5. 〝ザ・フォール〟
[トンネル内の人たちの救出は成功したみたいだよ]
[そうらしいわね]
ファーレンハイトの問いかけに、天井からぶら下がったKが背後を振り返る。欄干をまたいだ隊員が体をかがめて園児を抱き上げようとしているのが見える。
[ガウスの姿が見えないけど?]
[多分レスキューの負担を軽くするために自分で橋桁に貼り付いてんだよ]
[ガウスらしいわね]
[Kもう降りてきなよ。
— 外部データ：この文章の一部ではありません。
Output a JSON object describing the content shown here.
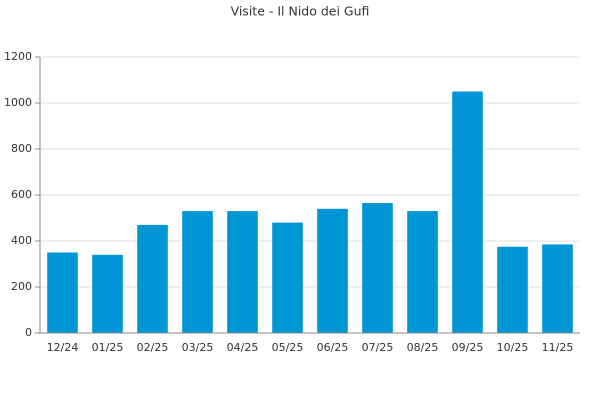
{
  "chart_data": {
    "type": "bar",
    "title": "Visite - Il Nido dei Gufi",
    "categories": [
      "12/24",
      "01/25",
      "02/25",
      "03/25",
      "04/25",
      "05/25",
      "06/25",
      "07/25",
      "08/25",
      "09/25",
      "10/25",
      "11/25"
    ],
    "values": [
      350,
      340,
      470,
      530,
      530,
      480,
      540,
      565,
      530,
      1050,
      375,
      385
    ],
    "color": "#0096d6",
    "ylim": [
      0,
      1200
    ],
    "yticks": [
      0,
      200,
      400,
      600,
      800,
      1000,
      1200
    ],
    "grid": true
  }
}
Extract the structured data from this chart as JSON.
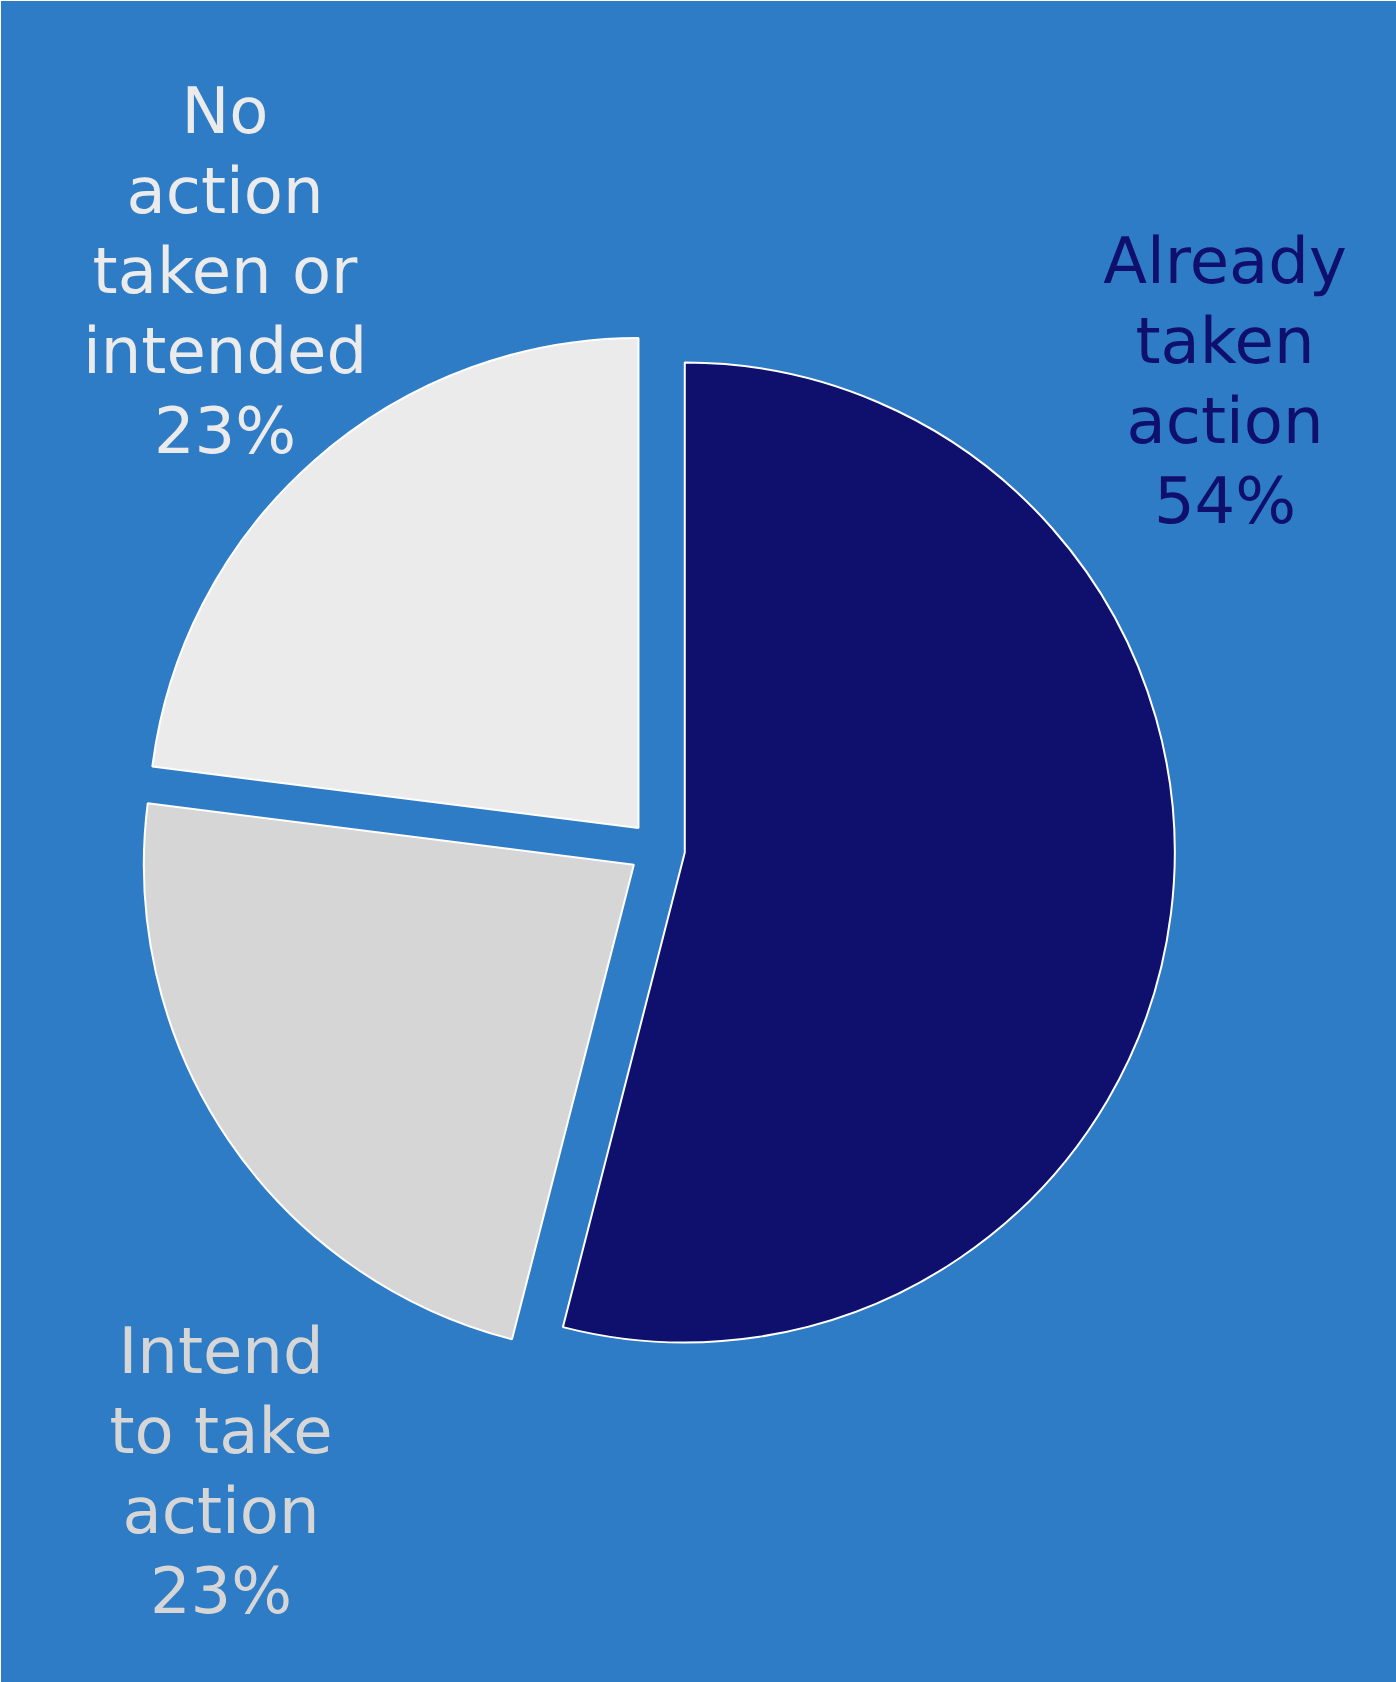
{
  "chart_data": {
    "type": "pie",
    "categories": [
      "Already taken action",
      "Intend to take action",
      "No action taken or intended"
    ],
    "values": [
      54,
      23,
      23
    ],
    "value_labels": [
      "54%",
      "23%",
      "23%"
    ],
    "colors": [
      "#0f0f6e",
      "#d6d6d6",
      "#ebebeb"
    ]
  }
}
ずっと逆さじゃ大変じゃん]
[そうね、そうさせてもらうわ]
[あたしもこの後龍神公園でモデルのバイトだから、さっさと撤収しないと]
[だからそういう話をこの無線を通してしないで]
[はいはい]
Kが来た壁を戻り始めた。しかし中ほどでふらつき、落下する。
[K!]
ファーレンハイトが駆け寄って受け止める。同時にトンネル内部で轟音が響き、爆風が噴き出す。Kが積雪を氷の盾に変えてファーレンハイトと自身を爆風から守った。
[どーも]
[こちらこそ]
Kが立ち上がり、トンネル内部を覗いた。
[塩酸のシャワーね。絶対近づきたくないわ]
[あたしもパス。髪が汚れるし]
[汚れるじゃすまないわ、ね、え?]
何かが目の前をかすめて飛んで行く。
「タイヤの破片?」
「ガウス!オーム!」
ファーレンハイトが叫ぶ先で、レスキュー隊員が園児を庇って体を丸めた。鈍い音を立ててその背中にタイヤの破片がぶつかる。隊員の動きが止まり、そして園児ごと欄干から落ちた。
「あおいちゃん!」
橋桁に貼り付いたガウスが手を伸ばすが届かない。再度逆さまになった隊員の手が力なくぶら下がり、園児がずり落ちた。
「ネクローシス!」
「俺に指図すんじゃねえ!」
下り車線でパスカルが叫ぶと同時にネクローシスが走り出した。欄干を蹴破り落下する園児に向かって跳躍する。破裂音とともにその体は突然加速し、クロノスたちの視界から消えた。
「ネクローシス?」
クロノスが欄干に駆け寄り、覗き込む。下方の道路、バスの残骸の傍らに穴が開いている。
[何なんですか、今の?]
[まず落下する園児をネクローシスが抱きとめる。そして反動をつけて背中を下にするか頭からか、とにかく園児を上方にかばうようにしながら落下し、下方に向かって全身からウイルスを放出する。地面を構成する石や土はただの粒子となり、さっきのトンネル内のように風圧だけで舞い上がる程度の質量になる。湖とは言わないが、沼に落下したような感じだろう。後はウイルスの放出を少しずつ抑えていけば、徐々にブレーキがかかって最終的には止まる。途中にある生命、草や虫やミミズも潰れながらブレーキの役割を果たすだろう]
[そんなことができるんですか?]
[理屈の上では。実践は初めてだ。テストする場所も環境もないからな]
[そんな、いくら恐怖心がないからって。あ、で、でも、地面の中にまだ生きている木の根っことか、枝の太いのとかあったらどうなるんですか?]
[ただじゃすまないだろうな]
[なんでそんなに他人事なんですか?!]
[他人だからだよ。そもそも今の俺たちは、他人というカテゴリーでもない]
クロノスが俯き、それからパスカルを見た。
[え、き、パスカルはじゃあ、何もしてないで見てただけですか?]
[反対車線まで二十メートル以上ある。走り幅跳びの世界記録保持者でも届かない。だからネクローシスの背後で空気を圧縮し、解放した。別の言い方をすれば、園児に向かってネクローシスを叩きつけた]
[ひどい]
[早くその欄干を直せ。そうしたら下の道路に降りる。いくらウイルスの方向を制限しているとはいえ、園児の服もぼろぼろだろう。そろそろ救助車両も到着するだろうし、バスは無理だとしても、最低限道路の穴は早く塞がなければならない]
そう言うとパスカルは作業用道路へと向かった。クロノスが欄干に触れると、拡散した粒子が戻り、欠けた部分を再構成する。その向こう、反対車線の橋桁にぶら下がったガウスも下方を見つめている。欄干にはオーム、トンネルの前ではKとファーレンハイトが橋の下を覗いている。クロノスが小さく頷き、パスカルを追う。救急車のサイレンが谷に反響し始める。